Asian stocks rose broadly on Friday morning after weaker-than-expected U.S. jobs data raised the possibility that the Federal Reserve might become less aggressive on its policy tightening stance in the coming months.
MSCI’s broadest index of Asia-Pacific stocks outside Japan rose 0.45%, benefiting from a strong close on Wall Street overnight. Japan’s Nikkei rose 0.96% and Seoul shares opened 0.77%, while Australia’s resource-rich index rose 0.81%.
Overnight, tech stocks led a rally on Wall Street, pushing the S&P500 up 1.84%, the Nasdaq Composite 2.68% and the Dow Jones Industrial Average 1.29%.
The ADP’s National Jobs Report on Thursday showed that the U.S. payroll rose at a slower pace than expected last month.
Investors are now looking to the U.S. Labor Department’s full jobs report, due later Friday, to confirm a slowdown in the jobs market, which could convince the Federal Reserve to slow interest rate hikes. interest for the rest of the year.
“For equities right now, anything that could be seen as capping Fed tightening could be seen as supportive,” said Rob Carnell, head of Asia research at ING.
“So, therefore, weak macro data turns positive for equities.”
Economists expect about 325,000 jobs to have been created last month in the United States and estimate that unemployment has fallen to 3.5%.
“Any deviation from these numbers that shows the labor market is holding up better than that could well be negative for equities and vice versa,” Carnell said.
Inflation is the main concern of the Fed and global policymakers. Fed officials said U.S. interest rates were likely to continue to be raised aggressively unless inflation moderated.
“Initial pressure to hike rates that had built the previous day on strong economic data immediately eased after a weaker than expected ADP jobs release in May, suggesting things are calming down,” he said. said Stephen Innes of SPI Asset Management.
Markets blocked back-to-back 50 basis point hikes from the Fed in June and July, but the dollar was pushed this week by uncertainty about what will happen after that.
The U.S. dollar index, which tracks the greenback against six major currencies, was down 0.039% at 101.71, halting a rally earlier in the week.

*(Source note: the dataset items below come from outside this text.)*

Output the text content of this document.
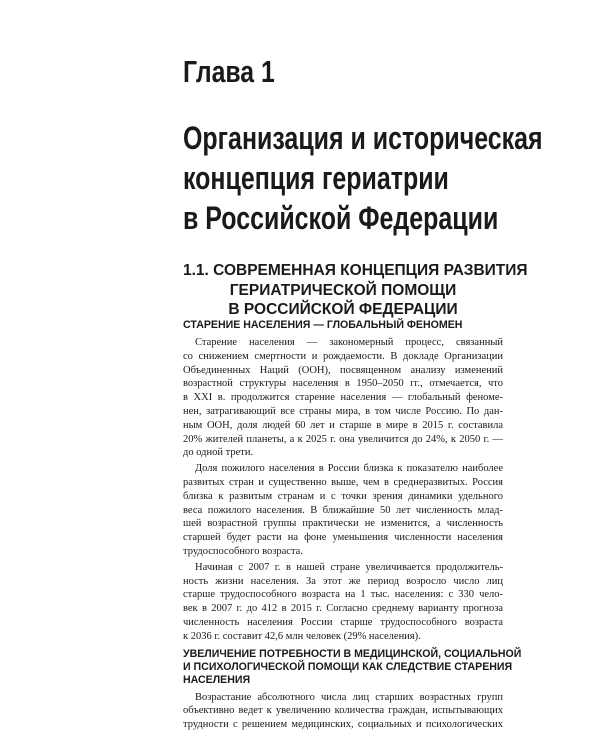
Глава 1
Организация и историческая
концепция гериатрии
в Российской Федерации
1.1. СОВРЕМЕННАЯ КОНЦЕПЦИЯ РАЗВИТИЯ
ГЕРИАТРИЧЕСКОЙ ПОМОЩИ
В РОССИЙСКОЙ ФЕДЕРАЦИИ
СТАРЕНИЕ НАСЕЛЕНИЯ — ГЛОБАЛЬНЫЙ ФЕНОМЕН

Старение населения — закономерный процесс, связанный
со снижением смертности и рождаемости. В докладе Организации
Объединенных Наций (ООН), посвященном анализу изменений
возрастной структуры населения в 1950–2050 гг., отмечается, что
в XXI в. продолжится старение населения — глобальный феноме-
нен, затрагивающий все страны мира, в том числе Россию. По дан-
ным ООН, доля людей 60 лет и старше в мире в 2015 г. составила
20% жителей планеты, а к 2025 г. она увеличится до 24%, к 2050 г. —
до одной трети.

Доля пожилого населения в России близка к показателю наиболее
развитых стран и существенно выше, чем в среднеразвитых. Россия
близка к развитым странам и с точки зрения динамики удельного
веса пожилого населения. В ближайшие 50 лет численность млад-
шей возрастной группы практически не изменится, а численность
старшей будет расти на фоне уменьшения численности населения
трудоспособного возраста.

Начиная с 2007 г. в нашей стране увеличивается продолжитель-
ность жизни населения. За этот же период возросло число лиц
старше трудоспособного возраста на 1 тыс. населения: с 330 чело-
век в 2007 г. до 412 в 2015 г. Согласно среднему варианту прогноза
численность населения России старше трудоспособного возраста
к 2036 г. составит 42,6 млн человек (29% населения).

УВЕЛИЧЕНИЕ ПОТРЕБНОСТИ В МЕДИЦИНСКОЙ, СОЦИАЛЬНОЙ
И ПСИХОЛОГИЧЕСКОЙ ПОМОЩИ КАК СЛЕДСТВИЕ СТАРЕНИЯ
НАСЕЛЕНИЯ

Возрастание абсолютного числа лиц старших возрастных групп
объективно ведет к увеличению количества граждан, испытывающих
трудности с решением медицинских, социальных и психологических
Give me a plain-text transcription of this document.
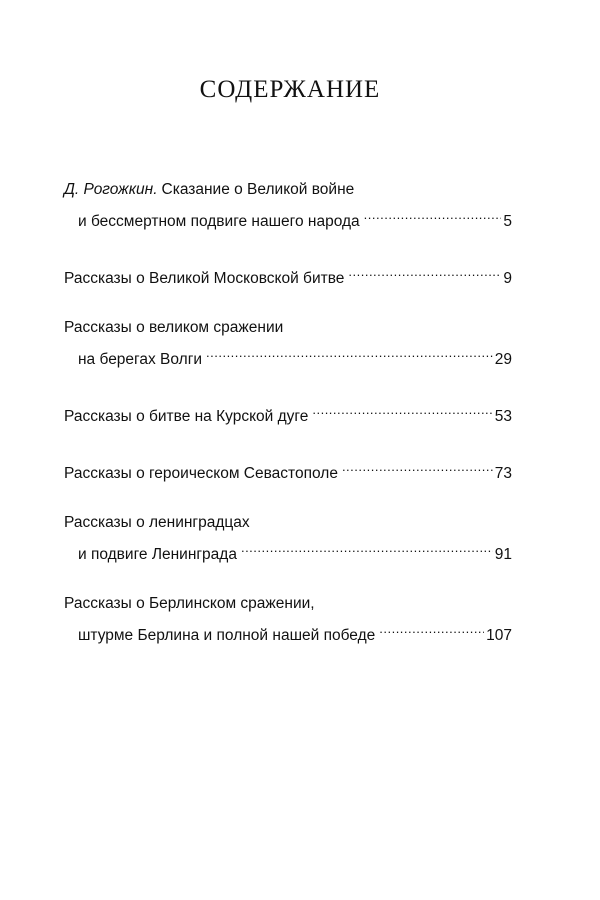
СОДЕРЖАНИЕ
Д. Рогожкин. Сказание о Великой войне
и бессмертном подвиге нашего народа .....	5
Рассказы о Великой Московской битве .....	9
Рассказы о великом сражении
на берегах Волги .....	29
Рассказы о битве на Курской дуге .....	53
Рассказы о героическом Севастополе .....	73
Рассказы о ленинградцах
и подвиге Ленинграда .....	91
Рассказы о Берлинском сражении,
штурме Берлина и полной нашей победе .....	107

The yen was kept under pressure by ultra-low interest rates in Japan and last stabilized at 129.80 to the dollar, after losing 2% against the greenback this week.
US Treasury yields were mixed ahead of the nonfarm payrolls data.
The benchmark 10-year yield was at 2.9168% while the 2-year yield, which tends to be sensitive to US rate expectations, was down at 2.6438%.
Oil prices rose after crude inventories fell in the United States amid strong demand, even as OPEC+ oil-producing nations agreed to increase production. Brent crude futures rose 0.09% to $117.72 a barrel, while U.S. West Texas Intermediate crude stood at $116.94.